SERANG, RADARBANTEN.CO.ID – Dinas Pekerjaan Umum dan Penataan Ruang (PUPR) Provinsi Banten mulai melakukan penataan kabel semrawut yang selama ini terlihat di berbagai ruas jalan, khususnya di Kota Serang.
Menariknya, program ini tidak menggunakan dana Anggaran Pendapatan dan Belanja Daerah (APBD), melainkan langsung dibiayai oleh pihak penyelenggara jaringan telekomunikasi.
Kepala Dinas PUPR Banten, Arlan Marzan, mengatakan penataan dimulai dari Jalan Ahmad Yani dan akan berlanjut secara bertahap ke ruas jalan lain, termasuk Jalan Veteran. “Arahan Pak Gubernur Banten, penataan Kota Serang ini dimulai dari koridor utama, dari eksit Tol Serang Timur sampai dengan Pendopo Gubernur. Baru nanti dilanjutkan ke ruas-ruas prioritas lainnya,” jelas Arlan.

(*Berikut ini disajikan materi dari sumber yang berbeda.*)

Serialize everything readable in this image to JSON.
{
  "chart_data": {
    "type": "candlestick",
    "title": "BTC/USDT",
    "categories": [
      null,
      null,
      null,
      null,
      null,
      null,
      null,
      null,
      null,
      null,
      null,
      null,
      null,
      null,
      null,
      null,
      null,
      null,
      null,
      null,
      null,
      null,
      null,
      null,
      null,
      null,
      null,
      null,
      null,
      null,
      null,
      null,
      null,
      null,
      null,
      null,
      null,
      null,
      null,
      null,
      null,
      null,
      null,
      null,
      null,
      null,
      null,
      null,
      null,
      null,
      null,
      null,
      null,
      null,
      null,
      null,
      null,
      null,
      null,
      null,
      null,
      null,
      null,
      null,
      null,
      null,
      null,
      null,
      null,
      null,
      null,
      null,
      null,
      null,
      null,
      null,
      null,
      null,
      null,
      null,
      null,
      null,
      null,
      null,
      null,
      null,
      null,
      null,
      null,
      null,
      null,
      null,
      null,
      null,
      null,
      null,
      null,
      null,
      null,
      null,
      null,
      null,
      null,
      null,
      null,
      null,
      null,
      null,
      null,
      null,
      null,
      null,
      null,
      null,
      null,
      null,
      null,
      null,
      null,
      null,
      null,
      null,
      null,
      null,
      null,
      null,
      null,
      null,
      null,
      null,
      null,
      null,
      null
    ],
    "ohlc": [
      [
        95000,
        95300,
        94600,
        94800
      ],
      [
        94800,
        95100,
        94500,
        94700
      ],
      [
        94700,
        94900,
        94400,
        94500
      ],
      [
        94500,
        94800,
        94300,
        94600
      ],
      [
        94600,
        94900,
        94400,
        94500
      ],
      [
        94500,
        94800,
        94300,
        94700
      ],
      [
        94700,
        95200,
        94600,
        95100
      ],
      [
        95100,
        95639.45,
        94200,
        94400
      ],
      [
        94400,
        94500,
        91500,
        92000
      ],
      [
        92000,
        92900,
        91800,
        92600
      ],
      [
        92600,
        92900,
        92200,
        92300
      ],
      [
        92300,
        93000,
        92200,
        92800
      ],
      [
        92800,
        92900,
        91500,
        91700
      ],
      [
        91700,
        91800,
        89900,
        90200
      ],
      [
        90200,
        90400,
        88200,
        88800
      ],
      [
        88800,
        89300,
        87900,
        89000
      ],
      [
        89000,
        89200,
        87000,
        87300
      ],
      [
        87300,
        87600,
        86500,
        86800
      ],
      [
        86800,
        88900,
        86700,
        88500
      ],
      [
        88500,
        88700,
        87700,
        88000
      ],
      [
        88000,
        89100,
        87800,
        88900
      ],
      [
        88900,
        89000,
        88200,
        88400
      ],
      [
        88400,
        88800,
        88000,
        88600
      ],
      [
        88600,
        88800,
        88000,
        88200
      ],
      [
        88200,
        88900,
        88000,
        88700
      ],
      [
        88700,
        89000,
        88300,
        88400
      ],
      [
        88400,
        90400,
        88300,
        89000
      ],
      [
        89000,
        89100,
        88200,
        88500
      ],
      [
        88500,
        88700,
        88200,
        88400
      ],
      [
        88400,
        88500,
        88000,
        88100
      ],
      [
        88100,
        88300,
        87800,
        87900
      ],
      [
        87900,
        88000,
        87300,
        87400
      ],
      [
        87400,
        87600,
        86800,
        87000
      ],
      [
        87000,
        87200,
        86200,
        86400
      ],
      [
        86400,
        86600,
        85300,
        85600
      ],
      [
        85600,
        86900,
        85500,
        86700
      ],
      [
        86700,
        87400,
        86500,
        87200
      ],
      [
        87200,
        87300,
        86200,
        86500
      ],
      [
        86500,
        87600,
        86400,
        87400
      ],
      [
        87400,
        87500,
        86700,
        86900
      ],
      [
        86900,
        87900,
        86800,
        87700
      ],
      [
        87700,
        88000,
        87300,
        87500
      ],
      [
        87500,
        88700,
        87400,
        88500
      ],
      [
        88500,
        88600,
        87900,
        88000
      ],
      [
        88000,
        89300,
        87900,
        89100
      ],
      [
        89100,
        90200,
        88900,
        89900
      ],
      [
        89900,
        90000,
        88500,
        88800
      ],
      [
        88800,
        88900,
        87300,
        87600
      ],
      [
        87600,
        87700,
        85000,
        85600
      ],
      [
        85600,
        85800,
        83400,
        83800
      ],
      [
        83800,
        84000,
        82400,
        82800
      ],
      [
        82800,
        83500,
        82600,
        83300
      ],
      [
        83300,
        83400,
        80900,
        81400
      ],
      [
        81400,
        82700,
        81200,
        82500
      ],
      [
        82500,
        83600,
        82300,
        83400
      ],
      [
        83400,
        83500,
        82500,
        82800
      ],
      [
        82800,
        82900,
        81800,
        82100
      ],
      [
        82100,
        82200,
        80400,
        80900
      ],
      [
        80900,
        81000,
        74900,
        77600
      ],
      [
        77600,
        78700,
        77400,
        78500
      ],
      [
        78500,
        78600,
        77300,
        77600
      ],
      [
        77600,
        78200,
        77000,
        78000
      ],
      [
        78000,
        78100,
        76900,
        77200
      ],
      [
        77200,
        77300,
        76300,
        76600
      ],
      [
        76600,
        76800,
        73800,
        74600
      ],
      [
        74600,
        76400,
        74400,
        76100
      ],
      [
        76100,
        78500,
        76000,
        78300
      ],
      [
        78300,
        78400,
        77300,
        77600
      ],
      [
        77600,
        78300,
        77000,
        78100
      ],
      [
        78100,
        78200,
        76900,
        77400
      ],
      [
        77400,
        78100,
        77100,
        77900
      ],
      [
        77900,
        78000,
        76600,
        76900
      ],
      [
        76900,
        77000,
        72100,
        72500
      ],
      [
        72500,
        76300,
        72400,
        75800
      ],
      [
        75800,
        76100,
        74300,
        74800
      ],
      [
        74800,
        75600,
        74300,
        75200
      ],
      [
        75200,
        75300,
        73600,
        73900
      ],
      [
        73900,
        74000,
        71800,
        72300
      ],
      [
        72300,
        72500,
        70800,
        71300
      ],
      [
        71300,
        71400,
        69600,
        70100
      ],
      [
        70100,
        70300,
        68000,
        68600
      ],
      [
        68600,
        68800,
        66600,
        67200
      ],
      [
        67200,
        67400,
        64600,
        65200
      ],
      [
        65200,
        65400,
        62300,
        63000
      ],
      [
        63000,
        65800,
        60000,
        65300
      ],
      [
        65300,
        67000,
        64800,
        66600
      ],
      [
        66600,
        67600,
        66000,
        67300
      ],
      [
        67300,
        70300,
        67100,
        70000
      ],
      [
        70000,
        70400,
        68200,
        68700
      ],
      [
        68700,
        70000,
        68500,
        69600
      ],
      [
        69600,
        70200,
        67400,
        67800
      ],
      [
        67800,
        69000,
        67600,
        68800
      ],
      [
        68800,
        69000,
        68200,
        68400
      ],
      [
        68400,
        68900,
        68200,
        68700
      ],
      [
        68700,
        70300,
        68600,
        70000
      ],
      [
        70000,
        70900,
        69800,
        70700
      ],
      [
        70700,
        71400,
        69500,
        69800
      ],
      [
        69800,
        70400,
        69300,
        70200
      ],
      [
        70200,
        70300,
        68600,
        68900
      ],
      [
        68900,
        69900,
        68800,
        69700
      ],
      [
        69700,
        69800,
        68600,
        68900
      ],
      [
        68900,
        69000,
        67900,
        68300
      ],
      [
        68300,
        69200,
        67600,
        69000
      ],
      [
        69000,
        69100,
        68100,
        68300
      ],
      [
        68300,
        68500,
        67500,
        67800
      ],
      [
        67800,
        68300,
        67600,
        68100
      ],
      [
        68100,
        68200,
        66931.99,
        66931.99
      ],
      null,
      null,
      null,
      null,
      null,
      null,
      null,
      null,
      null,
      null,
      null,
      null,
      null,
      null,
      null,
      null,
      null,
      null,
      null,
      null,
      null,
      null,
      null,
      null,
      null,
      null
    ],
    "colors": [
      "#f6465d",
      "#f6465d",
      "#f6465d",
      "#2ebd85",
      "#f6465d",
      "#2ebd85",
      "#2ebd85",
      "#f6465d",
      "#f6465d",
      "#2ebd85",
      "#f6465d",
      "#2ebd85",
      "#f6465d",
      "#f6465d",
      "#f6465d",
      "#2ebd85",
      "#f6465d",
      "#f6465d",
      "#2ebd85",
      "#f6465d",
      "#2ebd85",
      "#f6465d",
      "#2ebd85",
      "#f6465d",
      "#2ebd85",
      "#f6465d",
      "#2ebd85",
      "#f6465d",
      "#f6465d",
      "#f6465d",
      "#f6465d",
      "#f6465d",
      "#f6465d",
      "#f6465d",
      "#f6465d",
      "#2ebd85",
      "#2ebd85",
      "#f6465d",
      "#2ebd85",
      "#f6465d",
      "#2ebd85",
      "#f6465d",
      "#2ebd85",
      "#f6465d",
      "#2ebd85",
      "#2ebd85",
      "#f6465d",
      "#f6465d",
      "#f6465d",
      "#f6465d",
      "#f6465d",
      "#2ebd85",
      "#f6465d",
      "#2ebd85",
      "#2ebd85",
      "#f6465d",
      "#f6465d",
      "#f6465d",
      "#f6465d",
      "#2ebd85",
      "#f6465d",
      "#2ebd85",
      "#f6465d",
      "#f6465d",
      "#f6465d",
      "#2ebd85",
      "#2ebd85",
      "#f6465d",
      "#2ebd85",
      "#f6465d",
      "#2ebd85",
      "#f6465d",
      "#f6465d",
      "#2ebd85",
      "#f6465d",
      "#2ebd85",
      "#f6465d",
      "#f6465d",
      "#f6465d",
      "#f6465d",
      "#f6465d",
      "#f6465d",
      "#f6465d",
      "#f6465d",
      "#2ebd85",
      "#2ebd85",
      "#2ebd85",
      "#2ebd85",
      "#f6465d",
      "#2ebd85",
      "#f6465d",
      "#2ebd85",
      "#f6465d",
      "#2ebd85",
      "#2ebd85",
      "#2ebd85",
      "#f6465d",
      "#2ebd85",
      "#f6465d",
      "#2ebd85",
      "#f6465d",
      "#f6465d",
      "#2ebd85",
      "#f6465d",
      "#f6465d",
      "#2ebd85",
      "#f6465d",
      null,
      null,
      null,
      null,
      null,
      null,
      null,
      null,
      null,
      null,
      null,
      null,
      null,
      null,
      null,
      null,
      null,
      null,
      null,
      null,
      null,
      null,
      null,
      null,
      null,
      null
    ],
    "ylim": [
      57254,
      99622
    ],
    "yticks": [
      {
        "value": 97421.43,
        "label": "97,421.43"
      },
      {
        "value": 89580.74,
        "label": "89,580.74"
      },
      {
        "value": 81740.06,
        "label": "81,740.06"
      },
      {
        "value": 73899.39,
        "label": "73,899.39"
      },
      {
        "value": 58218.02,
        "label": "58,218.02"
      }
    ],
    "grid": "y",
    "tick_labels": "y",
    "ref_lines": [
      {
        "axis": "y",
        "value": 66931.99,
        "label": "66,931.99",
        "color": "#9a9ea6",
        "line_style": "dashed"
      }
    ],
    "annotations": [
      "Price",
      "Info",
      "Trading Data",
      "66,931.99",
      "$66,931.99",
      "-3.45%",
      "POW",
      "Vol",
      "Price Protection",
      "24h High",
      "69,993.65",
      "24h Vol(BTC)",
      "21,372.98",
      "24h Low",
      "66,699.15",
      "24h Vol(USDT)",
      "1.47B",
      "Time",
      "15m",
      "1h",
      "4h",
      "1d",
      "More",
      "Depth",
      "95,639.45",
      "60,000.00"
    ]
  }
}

Arlan menambahkan, program ini tidak membebani APBD karena seluruh pembiayaan ditanggung oleh penyelenggara jaringan seperti APJI dan APJATEL. “Kalau pakai APBD tentu butuh biaya besar, mulai dari pembuatan manhole sampai pengeboran kabel bawah tanah. Karena itu kita mendorong agar asosiasi yang membiayai,” ujarnya.
Menurutnya, manfaat dari penataan ini tidak hanya membuat kota lebih rapi dan bersih, tetapi juga membantu pendataan perusahaan penyelenggara kabel fiber optik. Selama ini tercatat hanya sekitar 8 sampai 10 perusahaan yang mengantongi izin resmi, sementara kabel yang terpasang di lapangan mencapai lebih dari 30 perusahaan. “Dengan adanya penataan, jumlah kabel akan lebih terinventarisir,” kata Arlan.
Untuk progres pekerjaan, tahap awal masih berupa pembukaan manhole, kemudian dilanjutkan pengeboran dan pemindahan kabel dari sisi kanan ke kiri jalan secara bertahap. Ia memastikan proses ini tidak akan mengganggu aktivitas masyarakat.
Arlan juga menegaskan bahwa koordinasi dengan kementerian terkait sudah dilakukan, termasuk kemudahan perizinan dari Kementerian PUPR. “Insyaallah program ini juga akan berdampak positif bagi UMKM, karena dari sisi pembiayaan bisa lebih ringan,” pungkasnya.